BrainRants has written about some of “those people” who don’t even have to go out of their way to piss the rest of us off, in an office environment.  Some of these asshats are inspired naturals, who keep the pot of pass-me-another-ammo-clip, filled to the brim.  Since he, and others, have covered the irksome, I felt I might expound about the odd but entertaining.  Anyone who has ever worked in an office will recognise some of these people.

When I was much younger, I worked at a metal fabrication plant.  What with sales orders, purchase orders, drawings, specs, billings, and general correspondence, there was enough work for a full-time file clerk.  The old gal who was there when I started had been with them since the days of quill and vellum.  She hadn’t turned 65, but her husband had, and he wanted to retire to Florida, or Buttfuckistan, so she gave two weeks notice that she was quitting.

I just lost the young crowd again.  Nowadays, there is no “notice”!  Especially with computers, it is so easy for a dissatisfied employee to seriously screw an employer.  If I were quitting, I’d order a lifetime supply of Mongolian porn and arrange for 87 loads of manure to be dumped in the parking lot.  As soon as you indicate that you’re quitting, an armed guard escorts you out of the building, while a couple of your “friends” ransack your desk, keep all the good stuff, and bring you the pitiful balance in a cardboard box.

The office manager interviewed a number of possible replacements, and settled on one in particular.  It’s hard to judge someone from four desks away, but she seemed like a nice person.  She started the next Monday to get a week’s training, and then Betty Rubble disappeared.

Dictionary.com just had a post about the name of the song we all sing when we do our ABCs.  It’s Twinkle, Twinkle, Little Star.  In the discussion thread, I was interested to note a significant number of people who admitted that they had to sing the song, aloud or in their minds, to know that D went before E, or S before T.

It was painful to see the new clerk perched on a wheeled stool, in front of the filing cabinets all day, her lips moving as if in prayer.  She had a desk, but never got back to it except to pick up another pile of paper.  The old clerk had made it look easy.  Of course, when she started, there were only 15 letters in the alphabet.  She had time for three unauthorized smoke breaks a day, as well as finishing 15/30 minutes early, to gossip with the receptionist.  At the end of the first week, the new gal was behind by a pile of files almost as tall as she was.
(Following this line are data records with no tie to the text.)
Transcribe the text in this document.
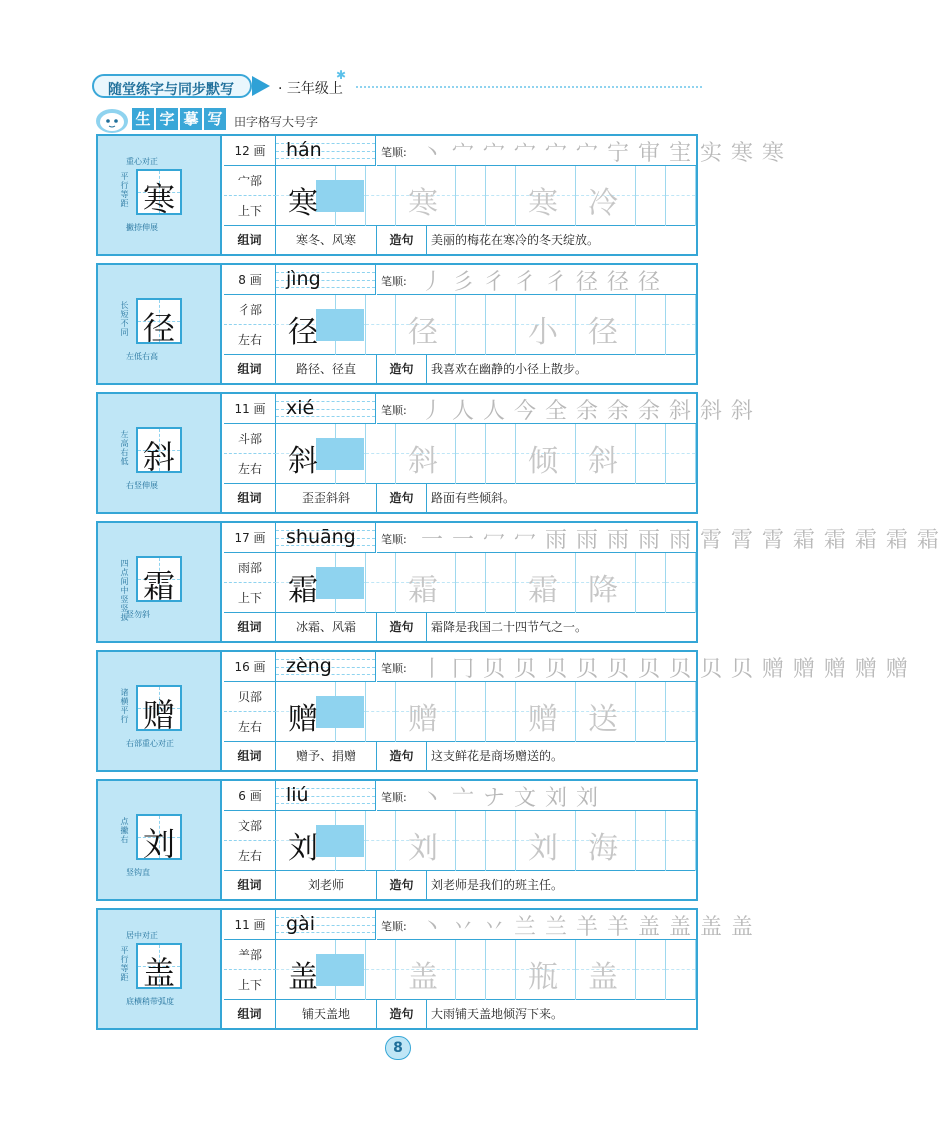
随堂练字与同步默写	· 三年级上
✱
生 字 摹 写 田字格写大号字
重心对正
平行等距 寒
撇捺伸展
12 画
宀部
上下
hán	笔顺: 丶 宀 宀 宀 宀 宀 宁 审 宔 实 寒 寒
寒	寒	寒 冷
组词	寒冬、风寒	造句	美丽的梅花在寒冷的冬天绽放。
长短不同 径
左低右高
8 画
彳部
左右
jìng	笔顺: 丿 彡 彳 彳 彳 径 径 径
径	径	小 径
组词	路径、径直	造句	我喜欢在幽静的小径上散步。
左高右低 斜
右竖伸展
11 画
斗部
左右
xié	笔顺: 丿 人 人 今 全 余 余 余 斜 斜 斜
斜	斜	倾 斜
组词	歪歪斜斜	造句	路面有些倾斜。
四点间中竖竖拔
霜
竖勿斜
17 画
雨部
上下
shuāng 笔顺: 一 一 冖 冖 雨 雨 雨 雨 雨 霄 霄 霄 霜 霜 霜 霜 霜
霜	霜	霜 降
组词	冰霜、风霜	造句	霜降是我国二十四节气之一。
诸横平行 赠
右部重心对正
16 画
贝部
左右
zèng	笔顺: 丨 冂 贝 贝 贝 贝 贝 贝 贝 贝 贝 赠 赠 赠 赠 赠
赠	赠	赠 送
组词	赠予、捐赠	造句	这支鲜花是商场赠送的。
点撇右 刘
竖钩直
6 画
文部
左右
liú	笔顺: 丶 亠 ナ 文 刘 刘
刘	刘	刘 海
组词	刘老师	造句	刘老师是我们的班主任。
居中对正
平行等距 盖
底横稍带弧度
11 画
⺷部
上下
gài	笔顺: 丶 丷 丷 兰 兰 羊 羊 盖 盖 盖 盖
盖	盖	瓶 盖
组词	铺天盖地	造句	大雨铺天盖地倾泻下来。
8
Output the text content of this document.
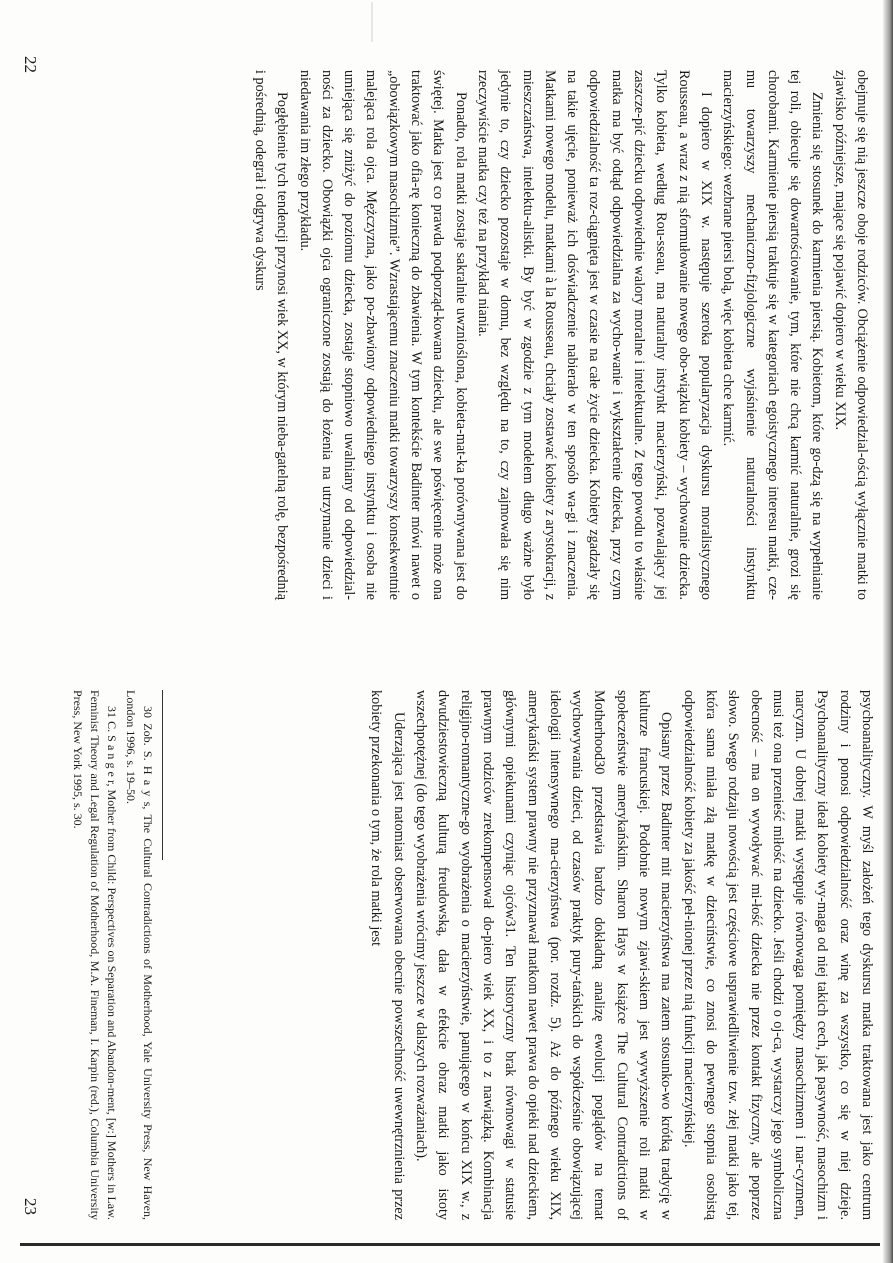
obejmuje się nią jeszcze oboje rodziców. Obciążenie odpowiedzial-ością wyłącznie matki to zjawisko późniejsze, mające się pojawić dopiero w wieku XIX.

Zmienia się stosunek do karmienia piersią. Kobietom, które go-dzą się na wypełnianie tej roli, obiecuje się dowartościowanie, tym, które nie chcą karmić naturalnie, grozi się chorobami. Karmienie piersią traktuje się w kategoriach egoistycznego interesu matki, cze-mu towarzyszy mechaniczno-fizjologiczne wyjaśnienie naturalności instynktu macierzyńskiego: wezbrane piersi bolą, więc kobieta chce karmić.

I dopiero w XIX w. następuje szeroka popularyzacja dyskursu moralistycznego Rousseau, a wraz z nią sformułowanie nowego obo-wiązku kobiety – wychowanie dziecka. Tylko kobieta, według Rou-sseau, ma naturalny instynkt macierzyński, pozwalający jej zaszcze-pić dziecku odpowiednie walory moralne i intelektualne. Z tego powodu to właśnie matka ma być odtąd odpowiedzialna za wycho-wanie i wykształcenie dziecka, przy czym odpowiedzialność ta roz-ciągnięta jest w czasie na całe życie dziecka. Kobiety zgadzały się na takie ujęcie, ponieważ ich doświadczenie nabierało w ten sposób wa-gi i znaczenia. Matkami nowego modelu, matkami à la Rousseau, chciały zostawać kobiety z arystokracji, z mieszczaństwa, intelektu-alistki. By być w zgodzie z tym modelem długo ważne było jedynie to, czy dziecko pozostaje w domu, bez względu na to, czy zajmowała się nim rzeczywiście matka czy też na przykład niania.

Ponadto, rola matki zostaje sakralnie uwznioślona, kobieta-mat-ka porównywana jest do świętej. Matka jest co prawda podporząd-kowana dziecku, ale swe poświęcenie może ona traktować jako ofia-rę konieczną do zbawienia. W tym kontekście Badinter mówi nawet o „obowiązkowym masochizmie”. Wzrastającemu znaczeniu matki towarzyszy konsekwentnie malejąca rola ojca. Mężczyzna, jako po-zbawiony odpowiedniego instynktu i osoba nie umiejąca się zniżyć do poziomu dziecka, zostaje stopniowo uwalniany od odpowiedzial-ności za dziecko. Obowiązki ojca ograniczone zostają do łożenia na utrzymanie dzieci i niedawania im złego przykładu.

Pogłębienie tych tendencji przynosi wiek XX, w którym nieba-gatelną rolę, bezpośrednią i pośrednią, odegrał i odgrywa dyskurs

22

psychoanalityczny. W myśl założeń tego dyskursu matka traktowana jest jako centrum rodziny i ponosi odpowiedzialność oraz winę za wszystko, co się w niej dzieje. Psychoanalityczny ideał kobiety wy-maga od niej takich cech, jak pasywność, masochizm i narcyzm. U dobrej matki występuje równowaga pomiędzy masochizmem i nar-cyzmem, musi też ona przenieść miłość na dziecko. Jeśli chodzi o oj-ca, wystarczy jego symboliczna obecność – ma on wywoływać mi-łość dziecka nie przez kontakt fizyczny, ale poprzez słowo. Swego rodzaju nowością jest częściowe usprawiedliwienie tzw. złej matki jako tej, która sama miała złą matkę w dzieciństwie, co znosi do pewnego stopnia osobistą odpowiedzialność kobiety za jakość peł-nionej przez nią funkcji macierzyńskiej.

Opisany przez Badinter mit macierzyństwa ma zatem stosunko-wo krótką tradycję w kulturze francuskiej. Podobnie nowym zjawi-skiem jest wywyższenie roli matki w społeczeństwie amerykańskim. Sharon Hays w książce The Cultural Contradictions of Motherhood30 przedstawia bardzo dokładną analizę ewolucji poglądów na temat wychowywania dzieci, od czasów praktyk pury-tańskich do współcześnie obowiązującej ideologii intensywnego ma-cierzyństwa (por. rozdz. 5). Aż do późnego wieku XIX, amerykański system prawny nie przyznawał matkom nawet prawa do opieki nad dzieckiem, głównymi opiekunami czyniąc ojców31. Ten historyczny brak równowagi w statusie prawnym rodziców zrekompensował do-piero wiek XX, i to z nawiązką. Kombinacja religijno-romantyczne-go wyobrażenia o macierzyństwie, panującego w końcu XIX w., z dwudziestowieczną kulturą freudowską, dała w efekcie obraz matki jako istoty wszechpotężnej (do tego wyobrażenia wrócimy jeszcze w dalszych rozważaniach).

Uderzająca jest natomiast obserwowana obecnie powszechność uwewnętrznienia przez kobiety przekonania o tym, że rola matki jest

30 Zob. S. H a y s, The Cultural Contradictions of Motherhood, Yale University Press, New Haven, London 1996, s. 19–50.

31 C. S a n g e r, Mother from Child: Perspectives on Separation and Abandon-ment, [w:] Mothers in Law. Feminist Theory and Legal Regulation of Motherhood, M.A. Fineman, I. Karpin (red.), Columbia University Press, New York 1995, s. 30.

23
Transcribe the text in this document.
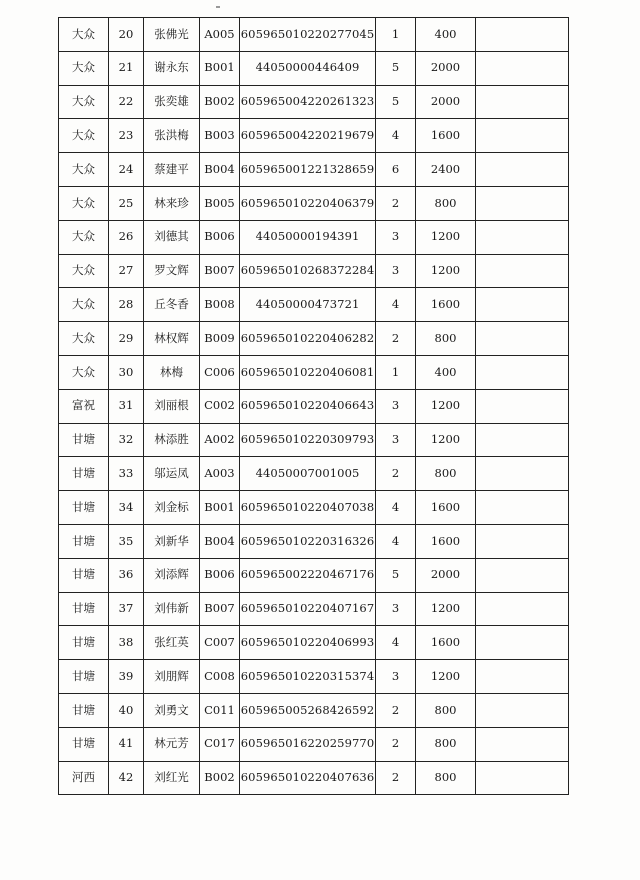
大众	20	张佛光	A005	605965010220277045	1	400	
大众	21	谢永东	B001	44050000446409	5	2000	
大众	22	张奕雄	B002	605965004220261323	5	2000	
大众	23	张洪梅	B003	605965004220219679	4	1600	
大众	24	蔡建平	B004	605965001221328659	6	2400	
大众	25	林来珍	B005	605965010220406379	2	800	
大众	26	刘德其	B006	44050000194391	3	1200	
大众	27	罗文辉	B007	605965010268372284	3	1200	
大众	28	丘冬香	B008	44050000473721	4	1600	
大众	29	林权辉	B009	605965010220406282	2	800	
大众	30	林梅	C006	605965010220406081	1	400	
富祝	31	刘丽根	C002	605965010220406643	3	1200	
甘塘	32	林添胜	A002	605965010220309793	3	1200	
甘塘	33	邬运凤	A003	44050007001005	2	800	
甘塘	34	刘金标	B001	605965010220407038	4	1600	
甘塘	35	刘新华	B004	605965010220316326	4	1600	
甘塘	36	刘添辉	B006	605965002220467176	5	2000	
甘塘	37	刘伟新	B007	605965010220407167	3	1200	
甘塘	38	张红英	C007	605965010220406993	4	1600	
甘塘	39	刘朋辉	C008	605965010220315374	3	1200	
甘塘	40	刘勇文	C011	605965005268426592	2	800	
甘塘	41	林元芳	C017	605965016220259770	2	800	
河西	42	刘红光	B002	605965010220407636	2	800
At the beginning of the second week, the office manager took her desk calendar and wrote the alphabet in black marker, across the top.  It always sat on top of the cabinets as she worked.  That, and some assistance from a couple of the other clerks, and by the end of the second week, she was caught up and managed to stay that way.  I know jobs can be hard to find but, maybe that job was one she shouldn’t have applied for.

The company president travelled on business, and needed the paid travel invoices for tax purposes.  His secretary came out one day to look for one for a trip booked through Clare Miller Travel Agency.  The two of them searched and searched.  No file for Miller and nothing in M misc.  No file for Clare, and nothing in C misc.  No file for Agency, and nothing in A misc.  No file for Travel, they even looked for Ticket, nothing in T misc.  Finally, the irked secretary demanded, “If you had an invoice for Clare Miller Travel Agency, where would you file it?”  The response came back, “What color would it be?”  What side of your desk do you put your coffee on?  What difference does it make?  “Well,” she said, When I can’t find where things go, I look for other invoices the same color, and file it with them.”  Two weeks later we had a new, literate, file clerk.

This office was the first one I worked in that was air-conditioned, a pleasant perk on hot summer days.  It had been installed after the building itself was built, so some of the windows still opened.  Winters were when the problem surfaced.  There were two women in the office who were constantly fighting about the temperature.  This was also the first place where I saw one of those lockable Plexiglas covers installed over the thermostat.  I have carried a work knife since I was twelve.  Cheeky Monkey!  I knew how to use the blade to change the setting.  I never did it, and I never told either of the hens that I knew how.  What made it ironically amusing was that, the one with the short-sleeved blouse, at the desk beside the panoply of windows at the front (one of which she insisted on keeping cracked open), was the one who was too hot.  The one with the desk in the back corner, bundled up in two sweaters, beside the steam radiator, was the one who was always too cold.  A nice, constant 72 F, winter and summer.  Not having been issued ovaries, I never understood.

I see a few of you nodding your heads.  You’ve worked with some of these WTFs in your time too.  Perhaps we’ll wander down Nostalgia Lane and visit a couple more another day.